V. Key Claim Terms for Construction

  • The Term: "unauthorized copy or an unlicensed copy of the data file" (’442 Patent, Claim 10)

  • Context and Importance: The viability of the infringement theory for the ’442 patent hinges on construing this term to encompass a technically outdated or non-current version of a file in a cache. Practitioners may focus on this term because if it is limited to a legal status (e.g., a pirated copy), then the accused ETag-based caching system, which manages content versions rather than legal rights, may not infringe.

  • Intrinsic Evidence for Interpretation:

    • Evidence for a Broader Interpretation: The complaint frames the concept as being "reauthorized to serve/use" content, suggesting a technical permission rather than a legal one (Compl. ¶38). The patent specification discusses a system that tracks data items "independent of the name, date, or other properties of the data item" which may support an interpretation based on the technical state of the data rather than its legal status (’442 Patent, col. 4:33-36).
    • Evidence for a Narrower Interpretation: The patent’s title, "Enforcement and Policing of Licensed Content," and abstract, which states "A copy of a requested file is only provided to licensed (or authorized) parties," strongly suggest a legal context related to licensing and copyright. The specification also describes tracking files for "licensing purposes" (’442 Patent, col. 8:52-56).
  • The Term: "content-dependent name" (’310 Patent, Claim 20)

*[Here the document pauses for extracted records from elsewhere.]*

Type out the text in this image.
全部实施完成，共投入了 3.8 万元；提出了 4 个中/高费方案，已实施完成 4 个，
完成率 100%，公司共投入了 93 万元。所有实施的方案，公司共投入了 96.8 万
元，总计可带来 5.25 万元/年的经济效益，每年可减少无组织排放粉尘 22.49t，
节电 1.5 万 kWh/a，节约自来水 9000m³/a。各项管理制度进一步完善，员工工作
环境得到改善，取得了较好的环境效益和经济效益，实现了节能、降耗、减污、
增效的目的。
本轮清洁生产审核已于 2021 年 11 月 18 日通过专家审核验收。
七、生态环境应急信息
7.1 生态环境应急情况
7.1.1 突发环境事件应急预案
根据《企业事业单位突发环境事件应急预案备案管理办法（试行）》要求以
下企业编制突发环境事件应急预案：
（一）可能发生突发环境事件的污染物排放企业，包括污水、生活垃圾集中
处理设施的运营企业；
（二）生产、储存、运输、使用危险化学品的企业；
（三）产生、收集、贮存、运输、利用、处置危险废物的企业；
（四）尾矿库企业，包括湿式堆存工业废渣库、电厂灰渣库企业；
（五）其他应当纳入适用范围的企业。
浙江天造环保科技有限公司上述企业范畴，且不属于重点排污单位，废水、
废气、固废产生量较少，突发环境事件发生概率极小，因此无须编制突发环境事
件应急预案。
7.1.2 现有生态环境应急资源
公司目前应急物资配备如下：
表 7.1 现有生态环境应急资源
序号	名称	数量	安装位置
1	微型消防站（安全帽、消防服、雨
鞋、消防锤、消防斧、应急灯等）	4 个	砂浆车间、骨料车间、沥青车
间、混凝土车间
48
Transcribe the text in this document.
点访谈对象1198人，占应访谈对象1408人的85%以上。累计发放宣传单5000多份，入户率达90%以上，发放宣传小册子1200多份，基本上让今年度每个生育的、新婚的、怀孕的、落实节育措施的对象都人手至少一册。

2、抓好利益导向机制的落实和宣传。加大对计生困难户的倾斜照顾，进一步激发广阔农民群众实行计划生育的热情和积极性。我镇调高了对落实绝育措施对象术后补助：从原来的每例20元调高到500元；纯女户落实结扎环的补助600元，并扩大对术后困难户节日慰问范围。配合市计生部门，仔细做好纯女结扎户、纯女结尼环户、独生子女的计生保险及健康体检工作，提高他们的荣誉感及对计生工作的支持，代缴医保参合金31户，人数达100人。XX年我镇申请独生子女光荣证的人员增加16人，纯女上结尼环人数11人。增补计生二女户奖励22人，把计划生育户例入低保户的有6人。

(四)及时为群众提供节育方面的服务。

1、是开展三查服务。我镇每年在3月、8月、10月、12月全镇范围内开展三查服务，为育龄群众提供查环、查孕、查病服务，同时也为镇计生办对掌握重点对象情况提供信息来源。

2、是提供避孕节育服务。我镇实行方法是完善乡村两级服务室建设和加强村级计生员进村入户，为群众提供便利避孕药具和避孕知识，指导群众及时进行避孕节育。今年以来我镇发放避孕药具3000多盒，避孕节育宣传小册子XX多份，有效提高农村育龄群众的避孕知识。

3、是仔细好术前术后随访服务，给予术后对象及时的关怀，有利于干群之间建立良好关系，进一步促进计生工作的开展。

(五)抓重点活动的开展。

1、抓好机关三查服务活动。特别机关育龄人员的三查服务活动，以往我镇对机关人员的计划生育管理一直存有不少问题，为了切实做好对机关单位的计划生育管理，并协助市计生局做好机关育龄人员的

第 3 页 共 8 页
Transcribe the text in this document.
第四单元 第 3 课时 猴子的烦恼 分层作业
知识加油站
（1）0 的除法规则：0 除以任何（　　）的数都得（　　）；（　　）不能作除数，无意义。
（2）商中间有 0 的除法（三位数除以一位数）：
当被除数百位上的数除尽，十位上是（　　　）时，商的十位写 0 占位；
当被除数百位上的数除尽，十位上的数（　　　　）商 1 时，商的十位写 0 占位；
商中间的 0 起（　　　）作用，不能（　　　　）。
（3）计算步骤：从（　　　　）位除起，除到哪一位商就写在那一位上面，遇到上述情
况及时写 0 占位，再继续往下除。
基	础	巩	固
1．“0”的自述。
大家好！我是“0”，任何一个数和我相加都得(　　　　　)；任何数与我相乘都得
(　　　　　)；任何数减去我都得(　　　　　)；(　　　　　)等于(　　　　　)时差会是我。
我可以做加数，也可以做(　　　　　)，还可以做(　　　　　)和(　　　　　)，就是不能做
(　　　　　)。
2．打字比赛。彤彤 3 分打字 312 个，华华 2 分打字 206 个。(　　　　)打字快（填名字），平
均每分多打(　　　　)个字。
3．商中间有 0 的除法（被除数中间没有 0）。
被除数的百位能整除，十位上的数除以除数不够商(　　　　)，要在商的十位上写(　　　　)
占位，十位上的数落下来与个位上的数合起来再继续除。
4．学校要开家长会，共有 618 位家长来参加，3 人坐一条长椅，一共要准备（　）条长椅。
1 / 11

  • Context and Importance: Plaintiff's allegation is that an HTTP ETag is a "content-dependent name." The dispute will likely center on whether an ETag, which functions as a validation token alongside a primary identifier (the URI), qualifies as a "name" as taught by the patent family, which describes "True Names" as foundational identifiers for data items.

  • Intrinsic Evidence for Interpretation:

    • Evidence for a Broader Interpretation: The patent defines the name as being "based at least in part on a function of at least some of the data comprising the particular data item, wherein the function comprises a message digest function or a hash function" (’310 Patent, Claim 20). The complaint alleges ETags are generated in precisely this manner, supporting a functional interpretation (Compl. ¶35).
    • Evidence for a Narrower Interpretation: The patent family specification describes "True Names" as a system to elevate data processing "over conventional file-naming systems" (Compl. ¶18), suggesting a replacement for, rather than a supplement to, conventional names like URIs. An ETag's role as a secondary validation token, rather than a primary identifier, may support a narrower construction.

VI. Analyst’s Conclusion: Key Questions for the Case

  • A core issue will be one of definitional scope: can the patent term "unauthorized copy," which appears rooted in the context of legal content licensing, be construed broadly enough to cover the technically outdated file status managed by a standard HTTP ETag-based caching system? The outcome of this claim construction dispute may be dispositive.
  • A key evidentiary question will be one of technical operation: does the complaint’s "information and belief" allegation hold true that Buzzfeed's ETags are generated by a hash function based on the file's contents, as required by the claims? Or are they generated using other metrics like timestamps or version numbers, which could place the accused system outside the scope of the asserted claims?